Now despite my mistrust for the head of the company, I saw people pointing out problems WAY less problematic than what I just mentioned. The talking heads of comics were complaining about the contracts. The contracts were basically fair in my opinion, there were a lot of publishers you could work with that would let you keep your rights, such as Oni and Image, they also wouldn't pay you very much at all, or at least until the printing of the book was covered and made enough royalties to pay you way after the fact. Tokyopop was offering a different kind of trade, big money upfront ( about 15K a book ) in exchange for your IP, which I thought was fair but it wasn't for me so I never pursued it. What made me ache was all the people who signed the contract had their series canceled, and didn't see any of this coming. So the word was spread that "Tokyopop contracts were unfair" and I went out of my way to stick up for them in this regard. I guess it was just more fashionable to side with artists then pick at more pressing issues lurking behind the scenes like the overproduction, weak advertising for books that needed it, and cancellation of stories without resolutions.
While I was working on Ghostbusters the Tokyopop layoffs occurred, and all but a few people were left of the staff I was so fond of.

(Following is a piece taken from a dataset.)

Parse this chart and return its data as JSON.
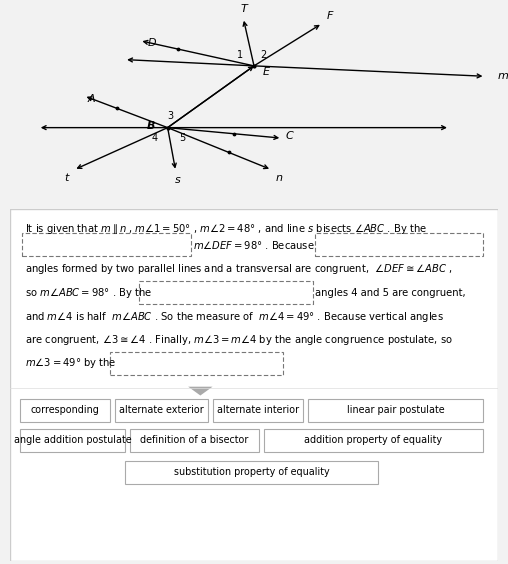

At first I was simply upset because I knew all these people worked hard and I adored them. Then I heard that Stu was making a movie company and split his assets and I was pissed. Tokyopop lost money on overproduced returned books and Borders closing which is understandable, but he took the opportunity to bail on his comic company to fund his movie company. Even though my editor buddy Alexis was unfired he wisely got out of there ASAP and I started looking at different avenues/publishers for work. From there it was all down hill, a Otaku reality series, Losing many of their best IPs, leaving a bare bones staff at the publishing side of Tokyopop while he pursued movies. Stu basically used and abused comics/manga to become a DJ, and then when I suppose his aspirations went a little higher than "DJ" he murdered what was left of his company so he could be in movies.
Tokyopop was essentially a great comic company with a brilliant staff who loved comics run by a guy who didn't understand or care for comics. I met my best friend and rival there, I got my first editor who actually cared to see me succeed, I made a lot of friends, publishing contacts, gained money and experience, I have love for Tokyopop and none for Stu Levy who squandered a good thing.
Edit- No need to wish me well fellas' I appreciate it but I've had my hands full with non TP projects for a while now.